Integer/General Benchmarks
These benchmark the general and integer performance (but no floating point tests).
- Dhrystone v2.1:
- PXA255 @ 400 MHz, Non-soft-float toolchain: 652046 Dhrystones/Sec (1.5 us per Dhrystone) => 371.1 VAX MIPS rating.
- PXA255 @ 400 MHz, Soft-float toolchain: 652004 Dhrystones/Sec (1.5 us per Dhrystone) => 371.0 VAX MIPS rating.
- Comparison: P4 PC @ 1.6 GHz: 2174243.9 Dhrystones/Sec (0.5 us per Dhrystone) => 1237.475 VAX MIPS rating.
- Dhrystone v1.1:
- PXA255 @ 400 MHz, either toolchain: 937836.6 Dhrystones/second => 533.772 VAX MIPS rating.

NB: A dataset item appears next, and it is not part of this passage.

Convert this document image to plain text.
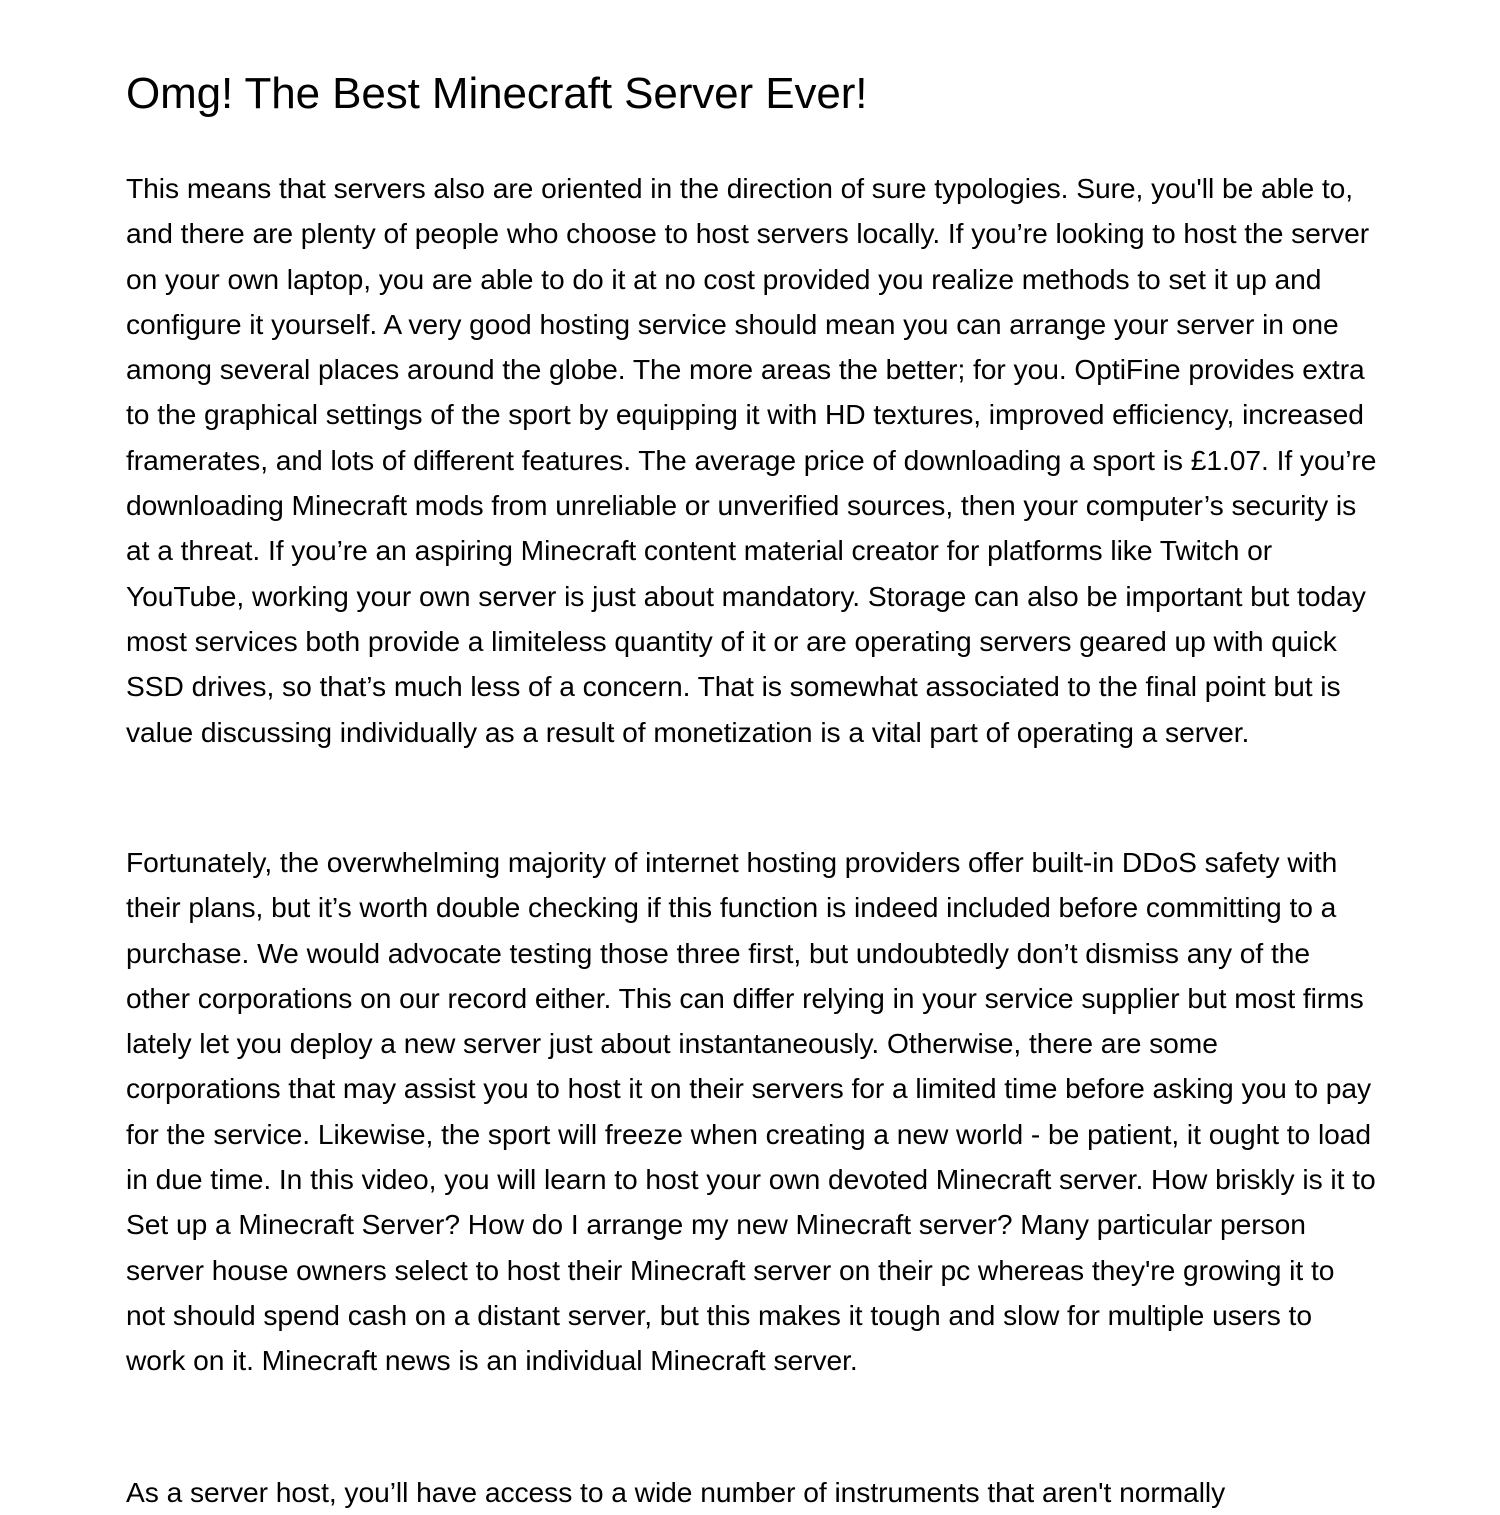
Omg! The Best Minecraft Server Ever!

This means that servers also are oriented in the direction of sure typologies. Sure, you'll be able to, and there are plenty of people who choose to host servers locally. If you’re looking to host the server on your own laptop, you are able to do it at no cost provided you realize methods to set it up and configure it yourself. A very good hosting service should mean you can arrange your server in one among several places around the globe. The more areas the better; for you. OptiFine provides extra to the graphical settings of the sport by equipping it with HD textures, improved efficiency, increased framerates, and lots of different features. The average price of downloading a sport is £1.07. If you’re downloading Minecraft mods from unreliable or unverified sources, then your computer’s security is at a threat. If you’re an aspiring Minecraft content material creator for platforms like Twitch or YouTube, working your own server is just about mandatory. Storage can also be important but today most services both provide a limiteless quantity of it or are operating servers geared up with quick SSD drives, so that’s much less of a concern. That is somewhat associated to the final point but is value discussing individually as a result of monetization is a vital part of operating a server.

Fortunately, the overwhelming majority of internet hosting providers offer built-in DDoS safety with their plans, but it’s worth double checking if this function is indeed included before committing to a purchase. We would advocate testing those three first, but undoubtedly don’t dismiss any of the other corporations on our record either. This can differ relying in your service supplier but most firms lately let you deploy a new server just about instantaneously. Otherwise, there are some corporations that may assist you to host it on their servers for a limited time before asking you to pay for the service. Likewise, the sport will freeze when creating a new world - be patient, it ought to load in due time. In this video, you will learn to host your own devoted Minecraft server. How briskly is it to Set up a Minecraft Server? How do I arrange my new Minecraft server? Many particular person server house owners select to host their Minecraft server on their pc whereas they're growing it to not should spend cash on a distant server, but this makes it tough and slow for multiple users to work on it. Minecraft news is an individual Minecraft server.

As a server host, you’ll have access to a wide number of instruments that aren't normally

- Comparison: P4 PC @ 1.6 GHz: 2297088.4 Dhrystones/second => 1307.392 VAX MIPS rating.
These benchmarks are as expected for the PXA255; we can see infact that it performs (significantly) better per clock than the Pentium 4. Also, note that there is no difference in performance between the FPE or soft-float toolchains (as expected, because Dhrystone does not use any floating point operations).